苏晚词沉默了。兵部尚书这封信,不是在谈粮草,是在宣战。他在告诉裴长渊——你抗旨,我就断你的粮。你不交出苏姑娘,我就让你的兵饿死。苍梧关六万人,是你裴长渊的软肋,也是朝廷的筹码。“你打算怎么办?”苏晚词问。裴长渊没有回答。他把信折好,收进怀里,拿起刀,走出正厅。
“我去城墙上看看。”
苏晚词看着他的背影,心里像被什么东西堵住了一样。她知道他去城墙上不是看蛮族,是找一个没人的地方,一个人待着。他的习惯,压力越大的时候,越不想让人看到。
苏晚词没有跟上去。她回到东厢房,翻开账本。粮草减半,意味着她要从现代运更多的粮食。之前她每个月运大约三万斤粮食,够苍梧关六万人喝稀粥。现在朝廷断了供应,她每个月至少要运六万斤——翻一倍。钱呢?她的账户里还有不到四十万。玉璧卖了七十六万五,花掉了大半,剩下的钱撑不了太久。她需要更多的古董,更多的钱。
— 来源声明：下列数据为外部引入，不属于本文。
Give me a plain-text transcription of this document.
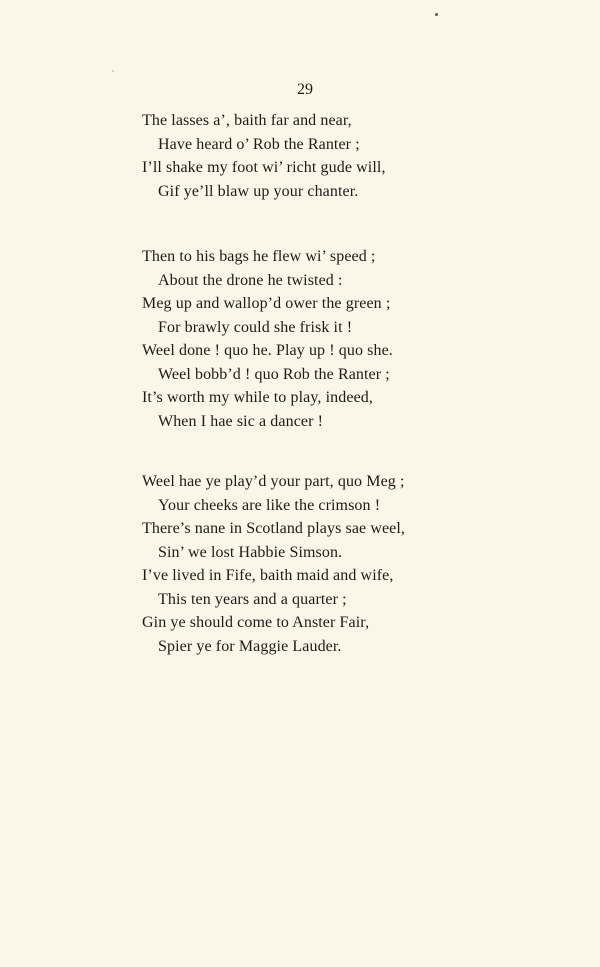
29
The lasses a’, baith far and near,
Have heard o’ Rob the Ranter ;
I’ll shake my foot wi’ richt gude will,
Gif ye’ll blaw up your chanter.
Then to his bags he flew wi’ speed ;
About the drone he twisted :
Meg up and wallop’d ower the green ;
For brawly could she frisk it !
Weel done ! quo he. Play up ! quo she.
Weel bobb’d ! quo Rob the Ranter ;
It’s worth my while to play, indeed,
When I hae sic a dancer !
Weel hae ye play’d your part, quo Meg ;
Your cheeks are like the crimson !
There’s nane in Scotland plays sae weel,
Sin’ we lost Habbie Simson.
I’ve lived in Fife, baith maid and wife,
This ten years and a quarter ;
Gin ye should come to Anster Fair,
Spier ye for Maggie Lauder.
苏晚词合上账本,闭上眼睛。她不想再找裴长渊要东西了。他把裴家三代的家底几乎都给了她,剩下的那些,是裴家最后的根底。她不忍心再要。但不要,钱从哪来?
她在出租屋里坐到天黑,手机忽然震了。周经理发来一条消息:“苏小姐,上次那位买您玉璧的李总,想请您吃个饭。他对您手上的其他藏品很感兴趣。”
苏晚词盯着这条消息看了很久。李总,上市公司董事长,出手大方,上次玉璧拍出九十万,他是第二高竞价者。他想见她,不是吃饭,是看货。苏晚词回了一条:“什么时候?”“明天晚上,他做东。”
苏晚词答应了。
古代。苍梧关。
苏晚词切回来的时候,裴长渊已经回到了正厅。他坐在条案后面,面前摊着一张地图,用炭笔在上面画着什么。看到苏晚词进来,他抬起头。“你去哪了?”“我那边有点事。明天晚上要见一个客户。”苏晚词在他对面坐下来,“裴长渊,我需要更多的古董。”
裴长渊的手指顿了一下。“不是现在就要。”苏晚词连忙补充,“就是……你那边还剩下什么,列个单子给我。我看看哪些能出手。”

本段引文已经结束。